For the 48 million Americans living with hearing loss, finding hearing friendly venues and activities can sometimes become a struggle. Thankfully, the Americans With Disabilities Act (ADA) requires public listening systems for those with hearing loss. These Assistive Listening Systems (ALS) can take on multiple forms, ranging from WiFi systems, RF systems, or the increasingly popular and widely used Hearing Loop.
While traveling, you are sure to experience environments with different hearing challenges that may require more assistance than your hearing aids can provide, and where assistive listening devices like the Hearing Loop can truly shine. As Stephen Frazier, a writer for the Hearing Health Foundation, understands all too well. “In New York City not long ago, I expected to have a problem when I approached the fare booth to buy a subway pass. I knew the roar of trains constantly passing through makes it difficult for someone with typical hearing to communicate, let alone someone like me with a severe hearing loss. After noticing the subway station had a Hearing Loop system, Frazier turned off his hearing aids’ microphones and turned on the telecoils, “To my surprise and delight, I heard quite clearly the attendant’s voice, just as a train was passing through underneath.”
The Hearing Loop ALS uses a discretely hidden wire that usually surrounds a seating or populated area and plugs into an amplifier and PA system.

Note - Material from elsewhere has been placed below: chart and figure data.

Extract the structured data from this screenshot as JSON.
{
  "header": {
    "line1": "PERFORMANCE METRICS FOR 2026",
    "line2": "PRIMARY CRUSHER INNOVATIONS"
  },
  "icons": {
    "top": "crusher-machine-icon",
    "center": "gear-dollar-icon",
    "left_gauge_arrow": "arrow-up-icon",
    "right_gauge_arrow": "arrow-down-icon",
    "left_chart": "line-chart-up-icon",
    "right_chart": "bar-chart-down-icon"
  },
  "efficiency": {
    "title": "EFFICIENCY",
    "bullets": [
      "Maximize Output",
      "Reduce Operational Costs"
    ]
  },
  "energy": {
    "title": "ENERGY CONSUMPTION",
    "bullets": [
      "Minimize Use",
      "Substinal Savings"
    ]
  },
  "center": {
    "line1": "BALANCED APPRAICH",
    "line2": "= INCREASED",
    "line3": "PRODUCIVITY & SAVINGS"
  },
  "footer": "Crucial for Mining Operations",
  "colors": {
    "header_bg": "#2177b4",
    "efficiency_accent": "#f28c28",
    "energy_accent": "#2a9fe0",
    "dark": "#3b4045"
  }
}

The loop then converts sound from the PA system into an electromagnetic signal that is received and translated by telecoils that are in most hearing aids. The Hearing Loop is widely preferred due to how discrete the system is, allowing attendants and travelers to get the assistance they need without the external receivers that WiFi or RF systems require. Instead of using bulky headphones or receivers that resemble an old radio, sound can be instantly transmitted to your hearing aids, requiring nothing more than what you walked in with.

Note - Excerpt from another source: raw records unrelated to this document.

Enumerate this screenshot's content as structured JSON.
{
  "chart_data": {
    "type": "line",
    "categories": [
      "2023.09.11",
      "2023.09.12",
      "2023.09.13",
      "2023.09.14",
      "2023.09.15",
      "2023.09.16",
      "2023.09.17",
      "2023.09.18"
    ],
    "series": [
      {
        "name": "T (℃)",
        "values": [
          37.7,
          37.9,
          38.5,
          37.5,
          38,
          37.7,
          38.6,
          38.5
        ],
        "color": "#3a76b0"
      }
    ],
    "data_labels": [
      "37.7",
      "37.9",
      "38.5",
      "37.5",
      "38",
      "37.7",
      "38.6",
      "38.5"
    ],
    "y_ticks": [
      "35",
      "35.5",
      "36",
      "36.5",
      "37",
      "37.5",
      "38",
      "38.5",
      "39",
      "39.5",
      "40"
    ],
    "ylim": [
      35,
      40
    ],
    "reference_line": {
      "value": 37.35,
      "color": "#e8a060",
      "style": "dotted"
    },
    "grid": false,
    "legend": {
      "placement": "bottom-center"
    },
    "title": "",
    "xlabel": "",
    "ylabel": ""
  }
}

The Hearing Loop is also the preferred system by venues, as they are relatively cost-effective and require little-to-no maintenance. Without external receivers, there is no inventory to keep track of or replacement costs if receivers go missing. Not only is this beneficial to business, but helps make Hearing Loops more common in venues across the country.

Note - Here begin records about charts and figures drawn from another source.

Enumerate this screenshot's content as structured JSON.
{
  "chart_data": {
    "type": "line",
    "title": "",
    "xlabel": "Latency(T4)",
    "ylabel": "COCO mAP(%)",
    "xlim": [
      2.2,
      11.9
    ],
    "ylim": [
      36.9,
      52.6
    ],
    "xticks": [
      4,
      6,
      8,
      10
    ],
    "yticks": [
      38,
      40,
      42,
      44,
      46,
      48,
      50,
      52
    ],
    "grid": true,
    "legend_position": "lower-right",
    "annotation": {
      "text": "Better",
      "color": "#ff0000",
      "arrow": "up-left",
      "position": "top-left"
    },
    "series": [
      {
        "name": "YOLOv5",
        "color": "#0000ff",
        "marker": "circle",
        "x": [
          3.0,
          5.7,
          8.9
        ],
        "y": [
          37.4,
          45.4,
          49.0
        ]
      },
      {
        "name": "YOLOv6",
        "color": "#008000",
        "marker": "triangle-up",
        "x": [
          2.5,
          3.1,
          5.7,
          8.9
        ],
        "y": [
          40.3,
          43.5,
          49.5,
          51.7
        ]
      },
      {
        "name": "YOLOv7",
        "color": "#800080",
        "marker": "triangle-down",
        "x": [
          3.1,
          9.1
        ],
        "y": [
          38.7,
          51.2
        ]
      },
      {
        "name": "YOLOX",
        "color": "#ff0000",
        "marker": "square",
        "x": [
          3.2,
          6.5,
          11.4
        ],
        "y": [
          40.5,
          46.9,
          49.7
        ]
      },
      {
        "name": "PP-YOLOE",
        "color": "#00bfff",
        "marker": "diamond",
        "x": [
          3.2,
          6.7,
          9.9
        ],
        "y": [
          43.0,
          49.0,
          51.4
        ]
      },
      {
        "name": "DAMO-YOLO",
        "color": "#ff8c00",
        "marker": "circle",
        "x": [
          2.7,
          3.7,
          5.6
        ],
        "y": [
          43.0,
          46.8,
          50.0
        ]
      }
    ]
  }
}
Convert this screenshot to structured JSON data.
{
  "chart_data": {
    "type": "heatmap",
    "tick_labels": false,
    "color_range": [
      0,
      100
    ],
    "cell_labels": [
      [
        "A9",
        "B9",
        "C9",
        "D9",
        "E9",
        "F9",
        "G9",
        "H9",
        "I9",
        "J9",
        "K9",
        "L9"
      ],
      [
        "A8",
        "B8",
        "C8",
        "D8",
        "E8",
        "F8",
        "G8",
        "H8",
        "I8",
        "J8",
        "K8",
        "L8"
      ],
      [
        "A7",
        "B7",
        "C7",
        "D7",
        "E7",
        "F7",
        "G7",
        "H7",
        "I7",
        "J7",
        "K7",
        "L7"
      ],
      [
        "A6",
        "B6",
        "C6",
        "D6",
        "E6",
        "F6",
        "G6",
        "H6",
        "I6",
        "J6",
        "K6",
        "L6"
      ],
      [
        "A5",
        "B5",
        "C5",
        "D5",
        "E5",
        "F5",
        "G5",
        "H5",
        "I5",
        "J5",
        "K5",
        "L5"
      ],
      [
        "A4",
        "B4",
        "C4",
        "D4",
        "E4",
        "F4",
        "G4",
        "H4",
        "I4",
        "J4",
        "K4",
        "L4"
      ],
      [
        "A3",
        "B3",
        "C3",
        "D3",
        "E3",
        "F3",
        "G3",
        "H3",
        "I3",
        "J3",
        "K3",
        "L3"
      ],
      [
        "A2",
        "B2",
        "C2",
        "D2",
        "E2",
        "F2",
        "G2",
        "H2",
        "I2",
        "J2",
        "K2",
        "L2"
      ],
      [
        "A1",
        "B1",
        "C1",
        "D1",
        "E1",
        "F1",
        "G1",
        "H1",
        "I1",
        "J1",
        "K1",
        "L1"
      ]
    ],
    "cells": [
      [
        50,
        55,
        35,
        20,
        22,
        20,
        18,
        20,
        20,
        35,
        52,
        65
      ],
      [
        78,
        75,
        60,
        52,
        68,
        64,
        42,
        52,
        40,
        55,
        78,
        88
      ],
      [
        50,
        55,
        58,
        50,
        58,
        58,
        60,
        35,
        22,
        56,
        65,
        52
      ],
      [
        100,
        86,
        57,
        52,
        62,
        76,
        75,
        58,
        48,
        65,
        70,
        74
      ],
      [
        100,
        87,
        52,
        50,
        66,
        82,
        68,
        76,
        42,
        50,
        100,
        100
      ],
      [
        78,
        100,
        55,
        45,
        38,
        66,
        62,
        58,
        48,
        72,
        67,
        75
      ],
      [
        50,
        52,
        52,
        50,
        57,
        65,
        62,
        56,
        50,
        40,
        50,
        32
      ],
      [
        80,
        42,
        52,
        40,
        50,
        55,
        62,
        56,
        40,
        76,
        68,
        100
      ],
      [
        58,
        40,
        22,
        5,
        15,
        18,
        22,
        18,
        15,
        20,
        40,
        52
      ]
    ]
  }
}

Venues with Hearing Loop systems are easily identifiable, as the ADA requires a visible sign, a white ear and ‘T” against a blue background, to be posted inside the venue, making it simple for visitors to find discrete and easily accessible assistance on the road. If a sign is not present, be sure to ask an official or employee about their public accommodations for those with hearing loss. Used in places of worship, train stations, airports, and more, Hearing Loops can be found in most places where people congregate. To receive the assistance you need on the road, find a growing list Hearing Loop venues at time2loopamerica.com and aldlocator.com.